Sunday, June 25, 2023

A Study of Matthew Chapter 12:38-40

by Stan Feldsine (

Matthew 12:38-40 - The Sign of Jonah

The men of Nineveh and the Queen of the South will stand in judgment and condemn "this generation". These had heard the message and repented, thus postponing judgment. But this generation of Israel is failing to repent, and asked for a sign, but they had been given signs. No more signs would be given to this generation except for the death, burial and resurrection of Christ pictured in the story of Jonah. But it was too late, for judgment is already on the way.

Later on, a delegation was sent to Jesus consisting of both Pharisees and Sadducees. Pharisees represented the religious life and the Sadducees the political life of Israel. They convened a trial and officially requested that Jesus show a sign from heaven such as those done by OT prophets. But again, the answer is no, the only sign left for them was the sign of Jonah (Mat 16:1-4).

Jesus instituted a new policy regarding the purpose of His signs. No longer would the signs be for the purpose of validating His Messiahship, but now would be for the purpose of training His disciples for a new kind of work they would be doing because of Jesus's rejection. This work is described in the book of Acts.

Matthew 12:41-45 - The Judgment of the Nation

The first thing to note is to whom this judgment is applied. The men of Nineveh and the Queen of the South are said to stand in judgment against "this generation. This is especially noteworthy because a large segment of Christianity believes that the judgment is against Israel as a nation present and future. This idea removes the promises God gave to the nation of Israel and reassigns them to the "church", in a doctrine called "replacement theology", or "supercessionism". This view causes people to say "God is done with Israel", "the church is now Israel", and "we Christians are now 'true Jews' or 'spiritual Israel', among other statements conveying the idea that the church is now Israel and Israel is no longer a special people of God.

Israel did not forfeit the promises God gave to Israel, only "that generation" did.
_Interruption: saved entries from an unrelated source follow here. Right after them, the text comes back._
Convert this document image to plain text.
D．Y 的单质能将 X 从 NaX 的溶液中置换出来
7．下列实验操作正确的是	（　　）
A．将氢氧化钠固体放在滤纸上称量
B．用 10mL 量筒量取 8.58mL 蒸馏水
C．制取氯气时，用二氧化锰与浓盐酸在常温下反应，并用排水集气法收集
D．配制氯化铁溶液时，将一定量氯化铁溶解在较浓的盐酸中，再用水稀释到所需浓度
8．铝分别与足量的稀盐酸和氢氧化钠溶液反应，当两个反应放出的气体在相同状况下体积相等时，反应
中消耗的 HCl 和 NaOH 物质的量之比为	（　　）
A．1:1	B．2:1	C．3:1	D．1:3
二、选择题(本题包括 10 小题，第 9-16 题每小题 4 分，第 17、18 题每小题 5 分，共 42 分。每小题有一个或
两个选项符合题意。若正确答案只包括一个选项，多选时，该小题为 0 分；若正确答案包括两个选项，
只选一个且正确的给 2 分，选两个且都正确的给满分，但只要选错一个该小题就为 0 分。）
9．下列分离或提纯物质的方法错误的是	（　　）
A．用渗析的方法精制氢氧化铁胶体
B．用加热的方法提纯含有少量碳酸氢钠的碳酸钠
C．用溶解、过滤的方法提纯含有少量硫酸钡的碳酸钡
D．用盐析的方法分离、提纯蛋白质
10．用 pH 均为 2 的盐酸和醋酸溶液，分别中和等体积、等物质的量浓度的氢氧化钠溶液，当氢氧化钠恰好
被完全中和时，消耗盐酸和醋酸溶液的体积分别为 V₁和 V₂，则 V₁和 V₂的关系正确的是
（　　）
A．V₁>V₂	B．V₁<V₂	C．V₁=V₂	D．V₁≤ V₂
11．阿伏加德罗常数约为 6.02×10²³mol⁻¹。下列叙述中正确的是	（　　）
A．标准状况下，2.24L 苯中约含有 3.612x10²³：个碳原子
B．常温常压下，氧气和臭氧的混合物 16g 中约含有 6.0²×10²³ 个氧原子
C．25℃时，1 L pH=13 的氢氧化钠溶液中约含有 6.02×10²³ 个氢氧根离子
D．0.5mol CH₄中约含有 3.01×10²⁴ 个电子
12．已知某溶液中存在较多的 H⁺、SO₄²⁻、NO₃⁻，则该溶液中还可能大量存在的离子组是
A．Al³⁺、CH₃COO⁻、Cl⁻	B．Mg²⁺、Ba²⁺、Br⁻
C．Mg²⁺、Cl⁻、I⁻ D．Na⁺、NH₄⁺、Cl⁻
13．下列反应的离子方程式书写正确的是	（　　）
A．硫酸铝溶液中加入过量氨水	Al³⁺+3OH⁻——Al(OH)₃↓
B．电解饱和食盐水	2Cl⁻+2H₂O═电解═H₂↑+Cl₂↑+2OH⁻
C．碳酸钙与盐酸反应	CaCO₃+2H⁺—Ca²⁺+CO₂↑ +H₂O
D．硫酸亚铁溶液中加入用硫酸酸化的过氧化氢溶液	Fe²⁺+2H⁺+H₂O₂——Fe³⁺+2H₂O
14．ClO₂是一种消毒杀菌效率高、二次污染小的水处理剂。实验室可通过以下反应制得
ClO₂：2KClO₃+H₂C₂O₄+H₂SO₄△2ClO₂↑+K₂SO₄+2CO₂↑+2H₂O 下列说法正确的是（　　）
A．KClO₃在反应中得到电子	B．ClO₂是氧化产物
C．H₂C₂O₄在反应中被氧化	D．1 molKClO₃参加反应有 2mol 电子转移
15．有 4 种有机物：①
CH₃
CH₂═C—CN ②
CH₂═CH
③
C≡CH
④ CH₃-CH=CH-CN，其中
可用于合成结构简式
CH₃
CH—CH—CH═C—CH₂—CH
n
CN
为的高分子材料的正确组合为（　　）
God's promises to Israel are irrevocable. Nevertheless, the judgment against Israel was severe as we will learn in Matthew chapter 23 and 24 where we will see that Jerusalem was destroyed and the Jews were scattered to the nations (Rom 11:11, Rom 11:25-26, Rom 11:28-29, Gen 12:2 / Gen 12:7, Psa 105:8-11, Heb 6:17). This generation of Israel had a great light with them. Yet, they rejected Him, and the Kingdom. They were worse off than some of the Gentiles. Nineveh, while having little in the way of light, never the less repented when Jonah came to them. In a similar vein, The Queen of the South also sought the light. This generation of Israel chose darkness, and would be judged accordingly.

Jesus gave a metaphor of a demon possessed man to illustrate the final condition of this generation and the effect it would have for future generations of Israel. In this metaphor, Israel is like the person in whom there is an evil spirit. This evil spirit chose on his own to leave the person (Israel), and seek a better place. Finding no where better, he returns to the person (Israel) he left earlier, and finds that he is vacant. This vacancy means that no evil spirit nor the Holy Spirit entered him in the meantime. Because He remained empty, the evil spirit was able to reenter him, and he decided to invite 7 of his demon friends to enter the person (Israel) as well. Such is the last state of the man (Israel) worse than the first. The context of this story is "this generation" of Israel. They are swept and clean by the ministry of John, preparing them for the coming King. This generation chose to reject the King, remaining empty. Accordingly, their last state will be worse than their first. Under Roman rulership, they were allowed to retain their national identity. Jerusalem was standing, as was their temple. They had their own government in the Sanhedrin. The judgment that will be poured out on them would leave them 7 times worse off than they had been (Luk 21:5-6, Luk 21:20-24). Verse 45 gives the context for this story, this generation.